Pour passer de l Amerique Centrale (le Panama) a l Amerique du Sud (la Colombie), il n y a pas de voie terrestre. Les deux seules solutions sont : l avion ou le voilier. Ce sera le voilier...
Le voilier part d une ile dans l Archipel de San Blas - qui en compte plus de 300. L ile de depart s appelle El Porvenir, l Ile du Futur... En arrivant sur cet ilot, on apercoit le capitaine du bateau, que nous appellerons Capitan, parce que nous l avons toujours appelé Capitan. Celui a qui nous allons confier notre vie pendant une semaine est un colombien d une soixantaine d années, boiteux et alcoolique. Il nous donne ses instructions : "Moussaillons, nous serons tous égaux sur le bateau! Nous nous relaierons à la barre. Nous nous relaierons a la cuisine. Nous nous relaierons pour aller chercher les bières." Dans l equipe, Shaan et Jeremy, un couple de singapouriens, Valentin, un neerlandais, et Soda, un japonais etudiant en philosophie orientale - doublement zen.

En debarquant sur notre bateau, un voilier de 30 pieds, nous sommes mis au parfum dès la préparation du petit-dejeuner. La recette : Rhum (obligatoire), Cereales, Ananas et Miel (en option).
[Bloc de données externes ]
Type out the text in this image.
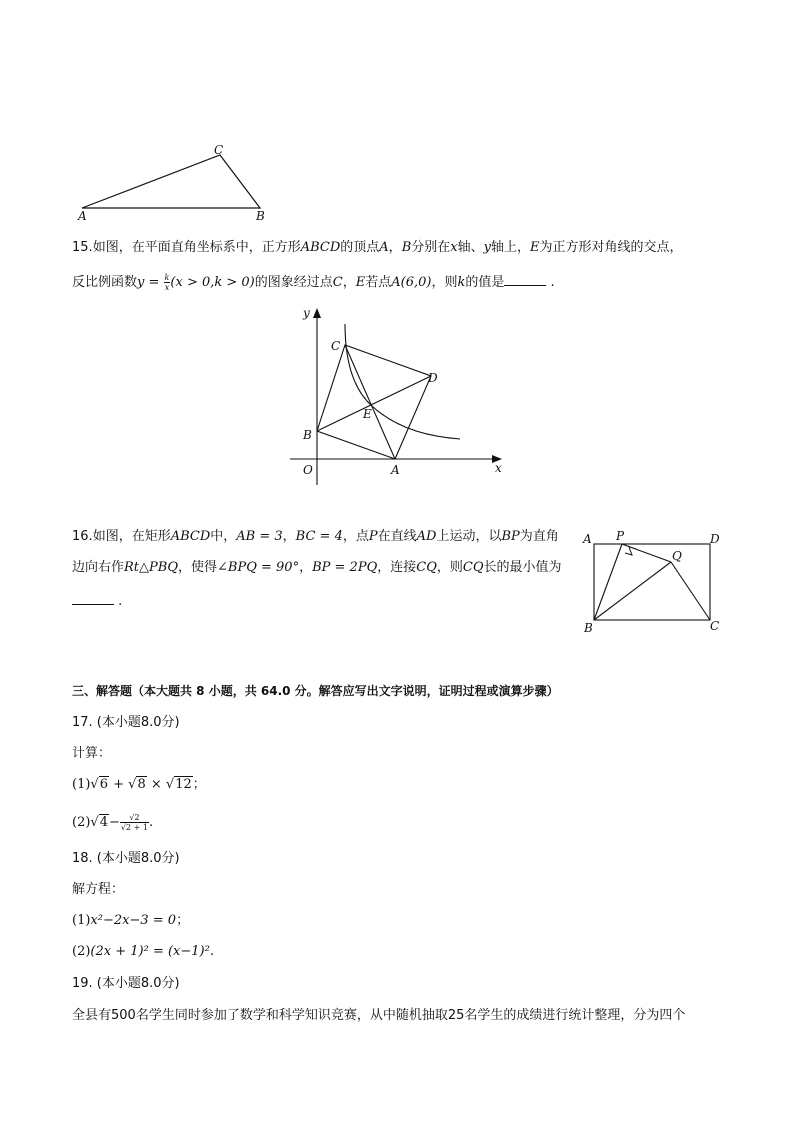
A	B
C
15.如图，在平面直角坐标系中，正方形ABCD的顶点A，B分别在x轴、y轴上，E为正方形对角线的交点，
反比例函数$y = \frac{k}{x} (x > 0,k > 0)$的图象经过点C，E若点A(6,0)，则k的值是	.
y
x
O	A
B
C
D
E
16.如图，在矩形ABCD中，AB = 3，BC = 4，点P在直线AD上运动，以BP为直角
边向右作Rt△PBQ，使得∠BPQ = 90°，BP = 2PQ，连接CQ，则CQ长的最小值为
.
A P	D
Q
B	C
三、解答题（本大题共 8 小题，共 64.0 分。解答应写出文字说明，证明过程或演算步骤）
17. (本小题8.0分)
计算：
(1)√6 + √8 × √12；
$(2)√4- \frac{√2}{√2 + 1}$ .
18. (本小题8.0分)
解方程：
(1)x²−2x−3 = 0；
(2)(2x + 1)² = (x−1)².
19. (本小题8.0分)
全县有500名学生同时参加了数学和科学知识竞赛，从中随机抽取25名学生的成绩进行统计整理，分为四个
Nous passons l après-midi dans des eaux cristallines et savourons un dejeuner dinatoire composé de langoustes, riz coco et salade. Premier jour de rêve, en images.


C est un moment de bonheur intense. Capitan est notre gourou. Certes, il a des airs de capitaine Haddock avec sa barbe, ses insultes qu il répète à chaque phrase et sa légère attirance pour l alcool. Mais j exagère, Capitan ne fait pas que boire : quelquefois, il cuve!
Nous passerons le deuxième et troisième jour a parcourir les iles de l archipel et a manger de la langouste. La vie est belle.

Entre le reve et la réalité, il y a eu une etape importante : le CAUCHEMARD... Et il a commencé le 4ème jour. Direction pleine mer. Pleine mer agitée pour etre précis. Quelques heures apres notre depart, je lance un "Capitan, c est normal la lumiere rouge sur le tableau de bord?". En voyant cela, Capitan arrete le moteur : nous naviguerons exclusivement grace a la force du vent. Puis c est le coucher de soleil sur la mer des Caraibes. Absence de terre en vue. Moment d epanouissement profond. Souvenirs des trois jours passés au paradis. Souvenir du moment présent. Souvenir du futur en Amérique du Sud. Souvenir de l instant, pas si éloigné, ou le bateau était mon ami...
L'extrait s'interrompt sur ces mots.